Remember way back in December of 2009, when President Obama waged war with the business community? That was when he coined the term "Fat Cat Bankers" on 60 Minutes. The appearance was followed by lots of articles detailing the break up of the Obama-Wall Street love-fest.

I never bought the President's anti-business schtick. I mean you don't exactly mistrust corporate America when you count Larry Summers and Tim Geithner as your top financial gurus. These guys have been always been friends of industry and more specifically, Wall Street's lap dogs, but I digress.
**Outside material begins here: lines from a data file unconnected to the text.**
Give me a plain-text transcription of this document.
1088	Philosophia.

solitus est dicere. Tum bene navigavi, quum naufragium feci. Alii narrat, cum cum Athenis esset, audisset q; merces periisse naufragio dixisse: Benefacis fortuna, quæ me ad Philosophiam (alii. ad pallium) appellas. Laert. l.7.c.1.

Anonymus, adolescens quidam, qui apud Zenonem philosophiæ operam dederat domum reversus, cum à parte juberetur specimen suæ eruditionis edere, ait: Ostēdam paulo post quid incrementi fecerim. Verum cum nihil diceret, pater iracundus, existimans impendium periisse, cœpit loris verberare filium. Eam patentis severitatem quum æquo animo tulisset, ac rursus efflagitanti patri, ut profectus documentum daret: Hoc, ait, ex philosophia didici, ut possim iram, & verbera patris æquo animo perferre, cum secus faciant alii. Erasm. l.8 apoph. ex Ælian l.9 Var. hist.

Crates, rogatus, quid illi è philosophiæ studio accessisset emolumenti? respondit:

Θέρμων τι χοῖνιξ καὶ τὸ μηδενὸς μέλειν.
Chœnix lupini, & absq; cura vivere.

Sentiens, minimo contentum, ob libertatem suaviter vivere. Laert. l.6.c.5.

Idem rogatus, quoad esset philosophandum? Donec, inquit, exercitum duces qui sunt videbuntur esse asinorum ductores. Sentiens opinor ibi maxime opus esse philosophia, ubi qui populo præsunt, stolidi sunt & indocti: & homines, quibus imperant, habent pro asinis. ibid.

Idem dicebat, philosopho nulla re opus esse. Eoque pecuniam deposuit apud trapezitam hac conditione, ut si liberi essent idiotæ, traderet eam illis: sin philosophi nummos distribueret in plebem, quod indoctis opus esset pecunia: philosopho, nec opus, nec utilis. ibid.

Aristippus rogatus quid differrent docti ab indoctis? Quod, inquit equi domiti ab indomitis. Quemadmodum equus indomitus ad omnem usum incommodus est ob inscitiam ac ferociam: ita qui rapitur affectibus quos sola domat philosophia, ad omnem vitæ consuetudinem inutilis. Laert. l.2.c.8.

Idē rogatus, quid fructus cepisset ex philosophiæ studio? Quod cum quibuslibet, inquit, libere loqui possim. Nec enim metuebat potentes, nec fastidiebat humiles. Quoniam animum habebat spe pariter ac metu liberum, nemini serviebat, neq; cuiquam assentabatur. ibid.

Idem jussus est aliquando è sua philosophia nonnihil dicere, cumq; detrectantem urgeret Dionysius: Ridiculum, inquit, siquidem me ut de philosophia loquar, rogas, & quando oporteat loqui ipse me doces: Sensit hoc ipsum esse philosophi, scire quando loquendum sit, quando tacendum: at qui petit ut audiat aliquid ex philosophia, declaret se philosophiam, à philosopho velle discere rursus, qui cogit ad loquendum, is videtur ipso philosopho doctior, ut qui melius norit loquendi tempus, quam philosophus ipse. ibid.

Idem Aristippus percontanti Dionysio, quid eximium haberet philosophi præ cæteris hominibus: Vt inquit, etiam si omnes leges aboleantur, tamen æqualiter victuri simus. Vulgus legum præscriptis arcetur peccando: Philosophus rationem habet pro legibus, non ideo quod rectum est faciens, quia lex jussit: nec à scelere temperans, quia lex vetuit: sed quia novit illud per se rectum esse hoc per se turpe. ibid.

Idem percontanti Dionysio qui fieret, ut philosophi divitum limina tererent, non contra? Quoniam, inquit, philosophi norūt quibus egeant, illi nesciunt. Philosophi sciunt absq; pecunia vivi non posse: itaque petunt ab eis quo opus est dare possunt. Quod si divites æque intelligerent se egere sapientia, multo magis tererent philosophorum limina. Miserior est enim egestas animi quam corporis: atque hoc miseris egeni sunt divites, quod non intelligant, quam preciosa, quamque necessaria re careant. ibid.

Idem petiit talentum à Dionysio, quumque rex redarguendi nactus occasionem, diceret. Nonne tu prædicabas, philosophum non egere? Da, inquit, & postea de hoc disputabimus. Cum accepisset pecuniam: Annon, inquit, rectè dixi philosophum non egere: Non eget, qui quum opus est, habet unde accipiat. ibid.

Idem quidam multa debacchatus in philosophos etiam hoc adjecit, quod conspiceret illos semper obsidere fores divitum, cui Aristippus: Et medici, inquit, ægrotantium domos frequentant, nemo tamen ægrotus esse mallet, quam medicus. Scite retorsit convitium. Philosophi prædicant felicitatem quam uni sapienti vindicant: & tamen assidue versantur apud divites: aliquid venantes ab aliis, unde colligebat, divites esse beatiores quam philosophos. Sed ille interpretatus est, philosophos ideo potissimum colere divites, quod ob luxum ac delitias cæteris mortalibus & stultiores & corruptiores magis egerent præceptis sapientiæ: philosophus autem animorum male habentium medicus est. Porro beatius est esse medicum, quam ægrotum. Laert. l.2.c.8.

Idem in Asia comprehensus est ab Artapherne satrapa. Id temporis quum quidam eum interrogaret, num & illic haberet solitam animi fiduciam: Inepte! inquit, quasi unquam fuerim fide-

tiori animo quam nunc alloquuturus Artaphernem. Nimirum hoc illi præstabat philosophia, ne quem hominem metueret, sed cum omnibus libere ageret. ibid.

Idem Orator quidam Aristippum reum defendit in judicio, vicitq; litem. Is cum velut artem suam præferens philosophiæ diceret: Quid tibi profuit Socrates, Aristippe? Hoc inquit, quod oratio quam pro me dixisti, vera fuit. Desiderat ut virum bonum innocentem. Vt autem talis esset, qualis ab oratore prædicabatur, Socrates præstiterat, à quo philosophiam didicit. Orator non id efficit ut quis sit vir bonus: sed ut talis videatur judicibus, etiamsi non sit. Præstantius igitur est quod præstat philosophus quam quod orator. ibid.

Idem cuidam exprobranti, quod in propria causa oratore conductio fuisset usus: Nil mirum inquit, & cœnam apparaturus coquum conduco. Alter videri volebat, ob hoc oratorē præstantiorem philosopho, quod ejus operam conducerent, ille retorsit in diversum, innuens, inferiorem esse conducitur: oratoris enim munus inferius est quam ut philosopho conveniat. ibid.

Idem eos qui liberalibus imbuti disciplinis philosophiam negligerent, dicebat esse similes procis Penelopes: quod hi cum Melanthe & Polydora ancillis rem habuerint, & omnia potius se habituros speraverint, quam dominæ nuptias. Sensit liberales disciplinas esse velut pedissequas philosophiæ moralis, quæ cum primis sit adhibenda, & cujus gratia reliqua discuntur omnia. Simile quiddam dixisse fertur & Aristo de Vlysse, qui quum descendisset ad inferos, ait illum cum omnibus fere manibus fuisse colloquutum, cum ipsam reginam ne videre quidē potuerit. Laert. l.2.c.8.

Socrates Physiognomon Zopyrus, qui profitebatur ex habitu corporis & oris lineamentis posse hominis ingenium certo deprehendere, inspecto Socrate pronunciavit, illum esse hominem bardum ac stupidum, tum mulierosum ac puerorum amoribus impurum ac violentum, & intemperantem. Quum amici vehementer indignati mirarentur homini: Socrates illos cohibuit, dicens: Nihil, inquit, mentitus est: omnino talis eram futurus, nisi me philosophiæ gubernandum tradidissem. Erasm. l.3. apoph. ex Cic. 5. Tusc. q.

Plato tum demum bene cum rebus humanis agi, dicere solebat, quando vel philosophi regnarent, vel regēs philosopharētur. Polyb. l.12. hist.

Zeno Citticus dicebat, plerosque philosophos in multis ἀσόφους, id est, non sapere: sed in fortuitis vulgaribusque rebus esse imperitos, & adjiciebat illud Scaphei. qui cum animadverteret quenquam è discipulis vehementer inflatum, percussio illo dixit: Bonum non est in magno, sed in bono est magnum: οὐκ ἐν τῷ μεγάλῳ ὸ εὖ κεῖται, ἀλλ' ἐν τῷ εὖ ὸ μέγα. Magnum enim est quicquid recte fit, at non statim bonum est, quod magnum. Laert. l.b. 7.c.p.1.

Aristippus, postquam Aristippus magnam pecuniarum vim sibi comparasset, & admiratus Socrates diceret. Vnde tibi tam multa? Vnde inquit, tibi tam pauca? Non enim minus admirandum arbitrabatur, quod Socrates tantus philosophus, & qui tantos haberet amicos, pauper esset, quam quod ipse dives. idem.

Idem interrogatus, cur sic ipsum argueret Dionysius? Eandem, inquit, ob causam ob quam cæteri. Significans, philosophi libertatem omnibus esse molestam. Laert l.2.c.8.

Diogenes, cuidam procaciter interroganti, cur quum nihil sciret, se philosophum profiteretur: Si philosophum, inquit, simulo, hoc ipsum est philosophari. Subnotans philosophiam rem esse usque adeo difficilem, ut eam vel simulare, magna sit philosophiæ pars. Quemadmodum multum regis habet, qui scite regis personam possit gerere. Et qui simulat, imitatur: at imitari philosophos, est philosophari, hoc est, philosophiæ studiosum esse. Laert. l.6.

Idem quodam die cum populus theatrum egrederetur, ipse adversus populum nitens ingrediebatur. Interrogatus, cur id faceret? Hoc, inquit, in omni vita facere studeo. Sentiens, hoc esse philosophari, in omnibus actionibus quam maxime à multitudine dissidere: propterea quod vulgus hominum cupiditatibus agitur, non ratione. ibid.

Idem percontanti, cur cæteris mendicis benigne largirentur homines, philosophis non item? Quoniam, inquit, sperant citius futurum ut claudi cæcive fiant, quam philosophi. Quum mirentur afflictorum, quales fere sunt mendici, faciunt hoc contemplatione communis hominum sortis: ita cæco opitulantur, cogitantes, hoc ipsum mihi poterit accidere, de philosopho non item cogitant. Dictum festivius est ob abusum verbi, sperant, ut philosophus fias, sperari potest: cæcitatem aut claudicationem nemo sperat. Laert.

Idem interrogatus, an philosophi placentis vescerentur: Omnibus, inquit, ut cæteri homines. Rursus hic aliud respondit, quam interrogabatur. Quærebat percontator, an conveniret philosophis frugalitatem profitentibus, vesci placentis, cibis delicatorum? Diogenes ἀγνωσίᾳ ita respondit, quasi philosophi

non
Let's count the ways that Obama has actually snuggled up to those Fat Cats he so detested just over a year ago:

  1. TARP: Although I still believe that TARP was necessary, the idea that the money flowed with very few strings attached was appalling.
  2. Regulatory Reform: We got lots of stuff we didn't need and not enough of what could have transformed the financial services sector, like a way to address the size and interconnectedness of our financial institutions. Oh, and still no word from the SEC about the F-Word (aka the fiduciary standard).
  3. Fannie, Freddie and AIG: Not really sure how much money we have sunk into this trio of toxic entities? Don't worry--the government is happy to keep it that way by obfuscating at every possible turn.
  4. Mortgage Modification: HAMP has been a bureaucratic embarrassment that the Obama Administration has simply ignored. Suspicious types (who, moi?) might think it has something to do with the fact that the nation's largest financial institutions would have to eat some serious losses if a useful and productive modification plan were in place.
  5. Foreclosuregate: One of the most egregious displays of the Obama administration's cuddling up to industry can be seen in the foreclosure fiasco that erupted last fall. The White House has punted on foreclosures, causing needless suffering to homeowners and prolonging the housing recession.
And for the sixth example that President Obama has in his heart of hearts embraced the business community, we have the news of the day: Obama tapped GE CEO Jeffrey Immelt to lead his newly renamed President's Council on Jobs and Competitiveness (aka the former President's Economic Recovery Advisory Board ). Immelt replaces former Fed Chairman and reform-minded Paul Volcker.

Remember that GE accessed billions from the government during the financial crisis. Then last summer, Immelt complained about President Obama. Talk about ungrateful!

Obama might have patched up some quarrels with the business community, but his choice of Immelt does little to advance the needs of Main Street. Beefing up exports for companies like GE is not likely to lead to broad-based job creation in the US, nor will it address the housing fiasco. With Immelt's ascent into the Obama inner circle, the capitulation is complete.